Wer als Mitarbeiter selbstwirksam arbeitet, versteht nicht nur die Bedeutung der eigenen Aufgaben – er fühlt sich fachlich und menschlich gestärkt und ist motivierter bei der Sache. Das setzt, wie von Fesseln befreit, eine enorme Energie frei. Und nicht nur das, es gibt weitere willkommene Nebeneffekte: Das Verständnis für Gesamtzusammenhänge im Unternehmen wächst, das unternehmerische Denken wird angeregt, der Wissenshorizont und die Expertise des Einzelnen erweitern sich.

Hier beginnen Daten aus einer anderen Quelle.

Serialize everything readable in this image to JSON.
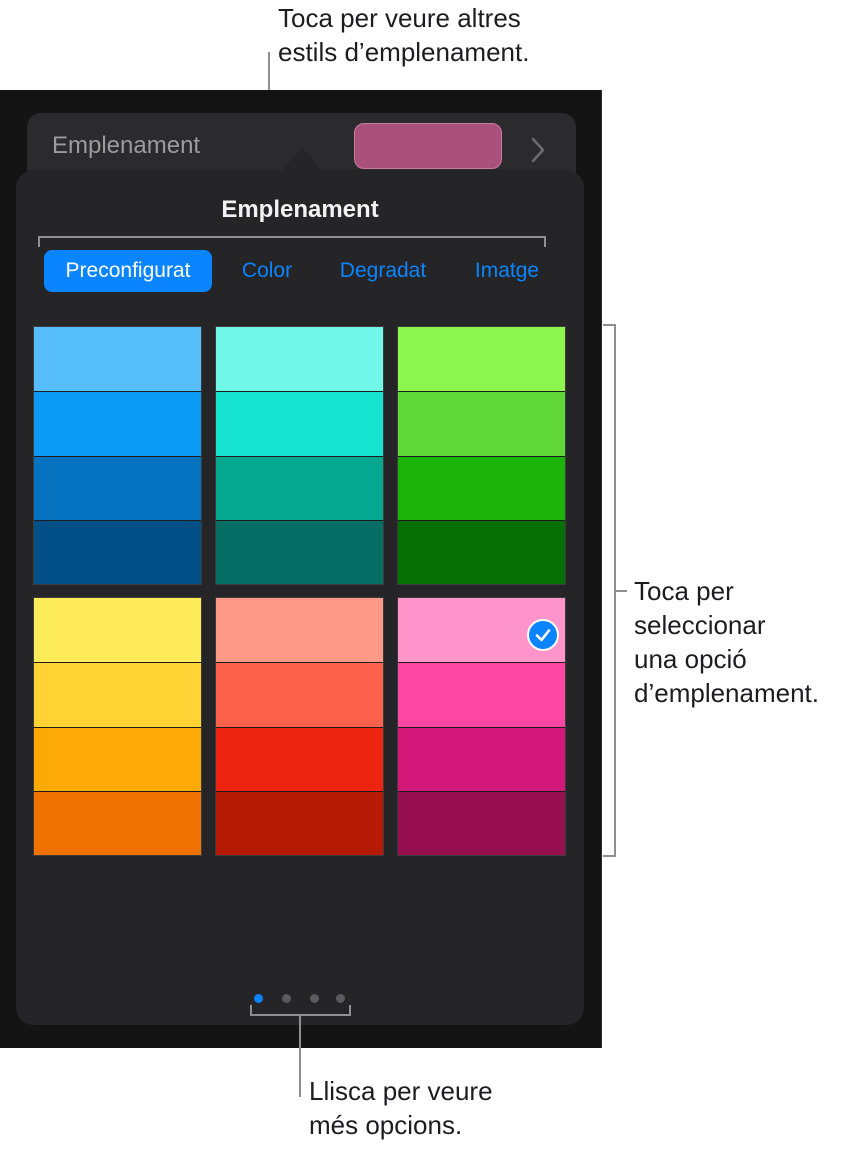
{
  "callouts": {
    "top_line1": "Toca per veure altres",
    "top_line2": "estils d’emplenament.",
    "right_line1": "Toca per",
    "right_line2": "seleccionar",
    "right_line3": "una opció",
    "right_line4": "d’emplenament.",
    "bottom_line1": "Llisca per veure",
    "bottom_line2": "més opcions."
  },
  "fill_row": {
    "label": "Emplenament",
    "current_color": "#a9517a"
  },
  "popover": {
    "title": "Emplenament",
    "tabs": [
      {
        "label": "Preconfigurat",
        "active": true
      },
      {
        "label": "Color",
        "active": false
      },
      {
        "label": "Degradat",
        "active": false
      },
      {
        "label": "Imatge",
        "active": false
      }
    ],
    "swatches": [
      {
        "name": "blue",
        "colors": [
          "#56bdfb",
          "#0a9cf5",
          "#0572bf",
          "#034f87"
        ],
        "selected": false
      },
      {
        "name": "teal",
        "colors": [
          "#70f7e7",
          "#16e3d0",
          "#05a88f",
          "#046e65"
        ],
        "selected": false
      },
      {
        "name": "green",
        "colors": [
          "#8cf54f",
          "#60d83a",
          "#1cb309",
          "#067005"
        ],
        "selected": false
      },
      {
        "name": "yellow",
        "colors": [
          "#fdeb5a",
          "#fed333",
          "#fdaa06",
          "#ef7202"
        ],
        "selected": false
      },
      {
        "name": "red",
        "colors": [
          "#fe9887",
          "#fe624c",
          "#ed2410",
          "#b61904"
        ],
        "selected": false
      },
      {
        "name": "pink",
        "colors": [
          "#fe94ca",
          "#fc46a3",
          "#d21879",
          "#970f51"
        ],
        "selected": true
      }
    ],
    "page_count": 4,
    "current_page": 0
  }
}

Nicht in einem Ruck, sondern Schritt für Schritt

Kann man selbstorganisiertes Arbeiten in einem Ruck einführen? In wenigen Einzelfällen ist das vielleicht möglich. Doch normalerweise, das sagen alle, die Transformationsprozesse hinter sich haben, sollte das Pendel nicht zu überhastet oder zu hart in Richtung Selbstorganisation schwingen. Denn man muss üben, um zu brillieren. Es gibt verschiedene Level, um sich der Selbstorganisation anzunähern. Dabei ist vor allem die Historie der Unternehmensstruktur und -kultur von Belang.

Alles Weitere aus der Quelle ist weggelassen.